Entro il 28 febbraio il termine ultimo per la comunicazione all’Agenzia delle Entrate da parte dell’Amministratore di condominio

L’Amministratore di condominio è tenuto, entro il 28 febbraio, a comunicare all’Agenzia delle Entrate in via telematica i dati riguardanti gli interventi riguardanti le parti comuni dell’edificio per il recupero del patrimonio edilizio, risparmio energetico e sismabonus sostenuti da ciascun condomino in riferimento all’anno 2017 – al fine di permettere l’inserimento degli elementi acquisiti all’interno dei modelli di dichiarazione dei redditi precompilati che verranno messi a disposizione dei contribuenti.

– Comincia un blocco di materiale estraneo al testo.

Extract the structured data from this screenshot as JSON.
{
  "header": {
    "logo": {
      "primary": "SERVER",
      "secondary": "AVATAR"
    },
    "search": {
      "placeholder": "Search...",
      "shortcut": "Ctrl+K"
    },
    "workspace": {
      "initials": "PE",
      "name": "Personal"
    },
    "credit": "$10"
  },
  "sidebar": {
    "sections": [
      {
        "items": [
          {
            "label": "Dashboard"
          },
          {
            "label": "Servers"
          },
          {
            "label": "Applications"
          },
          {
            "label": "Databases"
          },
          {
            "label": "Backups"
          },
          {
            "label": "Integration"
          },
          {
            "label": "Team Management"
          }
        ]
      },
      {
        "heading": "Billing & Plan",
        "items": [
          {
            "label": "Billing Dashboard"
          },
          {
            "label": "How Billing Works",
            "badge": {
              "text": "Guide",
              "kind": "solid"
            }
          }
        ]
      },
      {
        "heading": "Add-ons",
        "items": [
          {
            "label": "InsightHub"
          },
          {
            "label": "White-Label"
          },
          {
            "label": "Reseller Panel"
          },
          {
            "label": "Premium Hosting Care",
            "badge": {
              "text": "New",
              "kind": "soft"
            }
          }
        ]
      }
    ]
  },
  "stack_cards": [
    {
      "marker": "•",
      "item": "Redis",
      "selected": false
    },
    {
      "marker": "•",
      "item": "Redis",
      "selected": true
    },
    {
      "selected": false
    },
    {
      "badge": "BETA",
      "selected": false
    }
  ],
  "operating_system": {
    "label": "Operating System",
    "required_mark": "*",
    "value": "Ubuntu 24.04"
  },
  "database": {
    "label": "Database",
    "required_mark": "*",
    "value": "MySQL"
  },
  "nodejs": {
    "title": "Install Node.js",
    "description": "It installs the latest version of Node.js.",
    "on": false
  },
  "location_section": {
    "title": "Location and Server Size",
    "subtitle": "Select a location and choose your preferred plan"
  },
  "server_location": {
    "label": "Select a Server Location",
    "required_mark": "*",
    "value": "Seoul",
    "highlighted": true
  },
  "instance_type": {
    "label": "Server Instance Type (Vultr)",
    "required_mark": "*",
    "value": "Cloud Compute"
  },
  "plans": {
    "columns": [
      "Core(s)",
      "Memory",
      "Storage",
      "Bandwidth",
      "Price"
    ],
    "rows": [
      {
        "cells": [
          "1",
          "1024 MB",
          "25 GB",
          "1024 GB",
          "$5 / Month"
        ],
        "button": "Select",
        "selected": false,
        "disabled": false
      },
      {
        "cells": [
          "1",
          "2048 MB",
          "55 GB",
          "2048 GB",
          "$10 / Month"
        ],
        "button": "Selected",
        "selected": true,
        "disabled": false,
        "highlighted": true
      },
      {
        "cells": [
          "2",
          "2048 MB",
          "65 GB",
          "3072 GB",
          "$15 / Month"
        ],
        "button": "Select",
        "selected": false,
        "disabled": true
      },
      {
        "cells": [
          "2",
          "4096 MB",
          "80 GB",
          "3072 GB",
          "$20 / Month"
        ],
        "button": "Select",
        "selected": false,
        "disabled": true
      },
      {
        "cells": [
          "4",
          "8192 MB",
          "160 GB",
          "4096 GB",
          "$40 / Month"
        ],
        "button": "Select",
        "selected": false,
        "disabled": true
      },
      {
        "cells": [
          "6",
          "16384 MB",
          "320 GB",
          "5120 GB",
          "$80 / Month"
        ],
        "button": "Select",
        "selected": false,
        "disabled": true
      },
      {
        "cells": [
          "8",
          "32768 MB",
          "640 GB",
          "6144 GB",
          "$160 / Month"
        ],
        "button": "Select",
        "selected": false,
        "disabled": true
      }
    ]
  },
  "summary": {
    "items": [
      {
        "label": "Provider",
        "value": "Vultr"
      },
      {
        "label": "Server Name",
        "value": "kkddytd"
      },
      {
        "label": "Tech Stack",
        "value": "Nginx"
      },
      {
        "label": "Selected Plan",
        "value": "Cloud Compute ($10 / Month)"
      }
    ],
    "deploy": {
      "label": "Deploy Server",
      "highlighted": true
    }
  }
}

Rispetto all’anno scorso è prevista tolleranza zero da parte dell’amministrazione finanziaria in caso di mancanza dei dati catastali delle unità immobiliari: senza quest’ultimi verrà bloccato il flusso rendendo impossibile la trasmissione. E’ stato inoltre istituito l’obbligo di accorpare le pertinenze con autonoma rendita catastale alle unità immobiliari principali, unificando quote millesimali e gli importi spettanti. Anche in caso di cessione del credito fiscale da parte di un condomino a un terzo soggetto, l’Amministratore è obbligato a comunicare all’Agenzia delle Entrate i dati del cessionario, del cedente e la quota ceduta – pena la decadenza del credito fiscale. Da tutto ciò si evince come sia indispensabile un controllo preventivo da parte dell’Amministratore di condominio sull’esattezza dei dati conservati nell’anagrafe condominiale e di un pronto aggiornamento degli stessi qualora sia necessario: la tardiva o mancata comunicazione ad oggi risulta di fatto insanabile.

Si ricorda infine come l’obbligo di comunicazione riguardi anche le spese sostenute per l’acquisto di grandi elettrodomestici e beni mobili per l’arredo delle parti comuni di edifici residenziali.